The University of Michigan is punishing the professor who refused to write a letter of recommendation for a student who wanted to study abroad in Israel.

John Cheney-Lippold, a digital studies associate professor, will not get a merit raise during the 2018-19 academic year and cannot go on his upcoming sabbatical in January or another sabbatical for two years, according The Detroit News.

The paper received a signed letter from Elizabeth Cole, the interim dean of UM's College of Literature, Science and the Arts, detailing his punishment. Cheney-Lippold could face additional discipline, including dismissal if a similar incident occurs in the future.

"Your conduct has fallen far short of the University's and College's expectations for how LSA faculty interact with and treat students," Cole's letter said. "This letter is a strong warning that your behavior in this circumstance was inappropriate and will not be tolerated."

"In the future, a student's merit should be your primary guide for determining how and whether to provide a letter of recommendation. You are not to use student requests for recommendations as a platform to discuss your personal political beliefs."

The disciplinary actions came after Cheney-Lippold offered to write a letter of recommendation for one of his students to study abroad. However, he revoked his offer when he found out she wanted to study in Israel.

"I am very sorry, but I only scanned your first email a couple weeks ago and missed out on a key detail," he wrote the student in an email that went viral on social media. "As you may know, many university departments have pledged an academic boycott against Israel in support of Palestinians living in Palestine. This boycott includes writing letters of recommendation for students planning to study there."

The University of Michigan immediately condemned Cheney-Lippold's actions and reiterated its rejection of boycotts, sanctions, and divestments (BDS) against individual countries and people.

"It is disappointing that a faculty member would allow their personal political beliefs to limit the support they are willing to otherwise provide for our students," the school said in a statement.

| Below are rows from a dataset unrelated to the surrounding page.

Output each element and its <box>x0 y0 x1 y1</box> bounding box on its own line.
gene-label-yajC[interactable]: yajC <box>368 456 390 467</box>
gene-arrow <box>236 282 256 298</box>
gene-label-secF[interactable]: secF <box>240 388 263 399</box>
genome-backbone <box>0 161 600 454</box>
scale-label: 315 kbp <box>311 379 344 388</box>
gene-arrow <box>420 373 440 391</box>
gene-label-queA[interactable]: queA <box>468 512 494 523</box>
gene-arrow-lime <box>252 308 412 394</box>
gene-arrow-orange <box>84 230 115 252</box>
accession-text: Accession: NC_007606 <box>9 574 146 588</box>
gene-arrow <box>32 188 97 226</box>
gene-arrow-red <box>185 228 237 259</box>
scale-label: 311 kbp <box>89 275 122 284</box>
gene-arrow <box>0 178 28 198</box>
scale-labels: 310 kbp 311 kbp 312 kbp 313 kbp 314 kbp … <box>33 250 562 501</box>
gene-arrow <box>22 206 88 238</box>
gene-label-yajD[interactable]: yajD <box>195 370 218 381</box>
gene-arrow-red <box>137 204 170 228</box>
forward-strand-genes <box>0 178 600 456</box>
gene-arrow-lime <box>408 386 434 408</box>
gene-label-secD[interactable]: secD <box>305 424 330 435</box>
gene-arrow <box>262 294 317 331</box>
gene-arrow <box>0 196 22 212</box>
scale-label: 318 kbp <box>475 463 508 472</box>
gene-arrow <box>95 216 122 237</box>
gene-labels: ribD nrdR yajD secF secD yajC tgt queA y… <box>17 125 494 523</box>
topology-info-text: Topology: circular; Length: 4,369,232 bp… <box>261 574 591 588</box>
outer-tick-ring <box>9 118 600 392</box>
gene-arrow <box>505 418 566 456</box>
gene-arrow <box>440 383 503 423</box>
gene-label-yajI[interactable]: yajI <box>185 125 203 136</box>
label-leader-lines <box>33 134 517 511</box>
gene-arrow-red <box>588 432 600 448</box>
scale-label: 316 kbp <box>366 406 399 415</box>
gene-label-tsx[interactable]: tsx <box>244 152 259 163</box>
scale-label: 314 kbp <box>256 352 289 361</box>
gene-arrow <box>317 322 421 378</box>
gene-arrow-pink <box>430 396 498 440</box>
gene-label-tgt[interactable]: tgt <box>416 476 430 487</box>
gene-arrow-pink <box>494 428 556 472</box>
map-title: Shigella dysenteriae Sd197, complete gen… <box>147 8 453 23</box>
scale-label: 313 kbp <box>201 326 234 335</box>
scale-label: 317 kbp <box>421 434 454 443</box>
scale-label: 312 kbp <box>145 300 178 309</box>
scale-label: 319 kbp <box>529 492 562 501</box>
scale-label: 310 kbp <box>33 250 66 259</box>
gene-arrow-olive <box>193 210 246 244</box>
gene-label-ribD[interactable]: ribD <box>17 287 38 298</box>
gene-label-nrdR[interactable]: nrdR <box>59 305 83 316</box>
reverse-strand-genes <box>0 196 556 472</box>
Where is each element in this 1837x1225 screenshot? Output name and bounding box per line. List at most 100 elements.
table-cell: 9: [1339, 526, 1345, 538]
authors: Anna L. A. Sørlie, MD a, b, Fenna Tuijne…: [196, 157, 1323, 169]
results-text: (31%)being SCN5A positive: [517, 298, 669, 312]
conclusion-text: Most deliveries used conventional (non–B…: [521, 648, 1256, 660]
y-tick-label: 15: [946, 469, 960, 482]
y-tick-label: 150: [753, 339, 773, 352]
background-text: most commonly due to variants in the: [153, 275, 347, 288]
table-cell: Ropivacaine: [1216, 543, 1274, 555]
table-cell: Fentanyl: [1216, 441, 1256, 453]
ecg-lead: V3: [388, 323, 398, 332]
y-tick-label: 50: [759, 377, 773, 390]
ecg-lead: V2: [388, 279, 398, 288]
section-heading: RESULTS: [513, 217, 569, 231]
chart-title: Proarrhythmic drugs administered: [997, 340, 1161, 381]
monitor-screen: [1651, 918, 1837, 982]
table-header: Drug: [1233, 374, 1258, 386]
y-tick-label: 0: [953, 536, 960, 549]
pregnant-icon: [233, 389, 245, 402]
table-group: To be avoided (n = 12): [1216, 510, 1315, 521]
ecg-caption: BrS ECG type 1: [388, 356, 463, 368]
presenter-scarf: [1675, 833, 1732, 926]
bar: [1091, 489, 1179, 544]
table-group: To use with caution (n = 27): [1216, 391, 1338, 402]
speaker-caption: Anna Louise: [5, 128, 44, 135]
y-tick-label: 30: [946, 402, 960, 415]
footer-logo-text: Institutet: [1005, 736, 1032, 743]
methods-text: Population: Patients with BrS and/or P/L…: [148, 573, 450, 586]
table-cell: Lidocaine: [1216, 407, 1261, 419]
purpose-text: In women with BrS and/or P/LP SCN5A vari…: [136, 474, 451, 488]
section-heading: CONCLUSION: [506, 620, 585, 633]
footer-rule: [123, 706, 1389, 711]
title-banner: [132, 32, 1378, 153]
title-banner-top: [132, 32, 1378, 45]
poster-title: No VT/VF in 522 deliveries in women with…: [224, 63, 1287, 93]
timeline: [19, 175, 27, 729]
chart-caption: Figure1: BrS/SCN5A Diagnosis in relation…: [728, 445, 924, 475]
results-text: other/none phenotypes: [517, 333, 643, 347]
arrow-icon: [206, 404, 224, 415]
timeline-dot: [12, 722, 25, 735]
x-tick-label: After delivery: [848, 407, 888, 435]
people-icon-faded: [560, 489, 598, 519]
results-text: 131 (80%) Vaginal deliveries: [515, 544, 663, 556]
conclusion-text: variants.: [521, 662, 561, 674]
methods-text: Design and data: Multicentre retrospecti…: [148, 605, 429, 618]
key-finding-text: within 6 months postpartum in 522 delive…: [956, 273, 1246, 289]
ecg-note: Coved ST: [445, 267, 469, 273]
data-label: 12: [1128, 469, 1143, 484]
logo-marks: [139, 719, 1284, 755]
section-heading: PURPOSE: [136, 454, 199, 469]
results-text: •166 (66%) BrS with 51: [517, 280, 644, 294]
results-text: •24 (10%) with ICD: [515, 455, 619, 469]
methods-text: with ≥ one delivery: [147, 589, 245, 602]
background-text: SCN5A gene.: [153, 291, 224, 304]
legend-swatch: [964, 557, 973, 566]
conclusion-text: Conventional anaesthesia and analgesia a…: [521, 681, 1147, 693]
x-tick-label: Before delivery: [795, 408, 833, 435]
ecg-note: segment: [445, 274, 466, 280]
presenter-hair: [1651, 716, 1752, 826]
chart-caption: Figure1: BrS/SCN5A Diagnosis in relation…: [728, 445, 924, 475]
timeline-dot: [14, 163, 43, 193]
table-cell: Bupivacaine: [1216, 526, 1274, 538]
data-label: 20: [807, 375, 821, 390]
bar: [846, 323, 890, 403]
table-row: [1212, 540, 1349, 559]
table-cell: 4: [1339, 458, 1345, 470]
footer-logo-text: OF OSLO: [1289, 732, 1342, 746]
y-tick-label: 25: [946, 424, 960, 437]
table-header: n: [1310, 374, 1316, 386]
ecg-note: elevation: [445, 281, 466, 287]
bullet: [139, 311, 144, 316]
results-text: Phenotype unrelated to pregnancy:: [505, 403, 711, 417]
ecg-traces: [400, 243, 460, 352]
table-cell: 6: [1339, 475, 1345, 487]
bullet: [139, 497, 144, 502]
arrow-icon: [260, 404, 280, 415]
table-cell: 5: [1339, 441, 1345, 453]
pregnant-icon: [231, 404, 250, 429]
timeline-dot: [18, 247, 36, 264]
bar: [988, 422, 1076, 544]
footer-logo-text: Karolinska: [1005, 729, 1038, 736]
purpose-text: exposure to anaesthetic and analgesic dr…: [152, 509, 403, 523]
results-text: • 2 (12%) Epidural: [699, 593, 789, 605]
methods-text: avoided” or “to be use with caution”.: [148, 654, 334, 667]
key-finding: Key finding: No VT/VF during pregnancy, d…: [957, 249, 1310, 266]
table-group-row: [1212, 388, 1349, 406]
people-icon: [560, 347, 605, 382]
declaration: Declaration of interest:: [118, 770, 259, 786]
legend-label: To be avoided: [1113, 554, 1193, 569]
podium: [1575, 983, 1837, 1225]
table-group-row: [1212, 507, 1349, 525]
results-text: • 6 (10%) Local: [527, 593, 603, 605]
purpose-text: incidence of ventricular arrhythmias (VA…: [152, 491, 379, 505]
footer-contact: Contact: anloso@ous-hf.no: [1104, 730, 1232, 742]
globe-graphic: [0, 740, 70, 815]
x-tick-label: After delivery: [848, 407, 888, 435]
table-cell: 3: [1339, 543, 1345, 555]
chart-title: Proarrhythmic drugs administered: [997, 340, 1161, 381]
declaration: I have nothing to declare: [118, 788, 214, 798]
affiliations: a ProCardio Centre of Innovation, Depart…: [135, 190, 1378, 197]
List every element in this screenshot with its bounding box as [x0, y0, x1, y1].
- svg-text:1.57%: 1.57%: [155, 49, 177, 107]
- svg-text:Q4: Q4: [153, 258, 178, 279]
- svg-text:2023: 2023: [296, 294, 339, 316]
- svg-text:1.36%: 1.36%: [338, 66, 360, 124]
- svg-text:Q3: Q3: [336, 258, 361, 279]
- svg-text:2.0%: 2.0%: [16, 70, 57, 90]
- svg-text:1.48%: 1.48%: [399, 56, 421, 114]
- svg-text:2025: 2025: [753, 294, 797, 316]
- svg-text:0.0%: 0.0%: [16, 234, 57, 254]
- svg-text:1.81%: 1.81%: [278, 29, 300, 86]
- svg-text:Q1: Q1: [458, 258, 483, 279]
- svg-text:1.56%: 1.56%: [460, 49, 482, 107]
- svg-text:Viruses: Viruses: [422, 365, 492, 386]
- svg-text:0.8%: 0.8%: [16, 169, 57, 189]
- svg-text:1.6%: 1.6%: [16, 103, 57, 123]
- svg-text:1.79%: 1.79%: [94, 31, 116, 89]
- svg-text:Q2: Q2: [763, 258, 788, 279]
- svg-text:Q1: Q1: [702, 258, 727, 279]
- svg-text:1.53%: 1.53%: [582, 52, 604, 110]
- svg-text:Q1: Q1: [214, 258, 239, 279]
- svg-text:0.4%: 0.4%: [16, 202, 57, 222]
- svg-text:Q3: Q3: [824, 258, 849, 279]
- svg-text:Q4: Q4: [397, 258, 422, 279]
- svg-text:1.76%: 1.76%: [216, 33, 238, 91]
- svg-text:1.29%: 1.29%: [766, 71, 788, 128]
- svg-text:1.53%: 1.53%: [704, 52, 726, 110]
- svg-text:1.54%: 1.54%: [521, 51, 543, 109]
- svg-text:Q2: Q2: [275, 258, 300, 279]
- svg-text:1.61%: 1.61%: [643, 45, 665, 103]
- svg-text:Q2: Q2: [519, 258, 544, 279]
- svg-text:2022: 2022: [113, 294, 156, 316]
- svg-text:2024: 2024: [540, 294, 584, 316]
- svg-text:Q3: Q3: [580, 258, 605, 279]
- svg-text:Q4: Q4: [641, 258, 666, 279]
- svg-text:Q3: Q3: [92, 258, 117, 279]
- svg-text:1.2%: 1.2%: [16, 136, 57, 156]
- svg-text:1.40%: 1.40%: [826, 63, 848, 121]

However, a second UM student now accuses a professor of denying them a letter of recommendation to study in Israel, according to The Washington Post.

Jake Secker asked Lucy Peterson, a graduate student instructor, for a letter of recommendation to study in Israel. However, she denied the student's request and vowed to boycott Israel in an effort to support Palestinians.

According to Michigan Daily, Rosario Ceballo, LSA associate dean for Social Sciences, reached out to Secker and offered to write the letter of recommendation herself.

This two incidences are not the only times UM has battle BDS.

Last November, a pro-BDS resolution passed the student government, but the university's board of regents rejected the proposal, saying they "strongly oppose any action involving the boycott, divestment or sanction of Israel.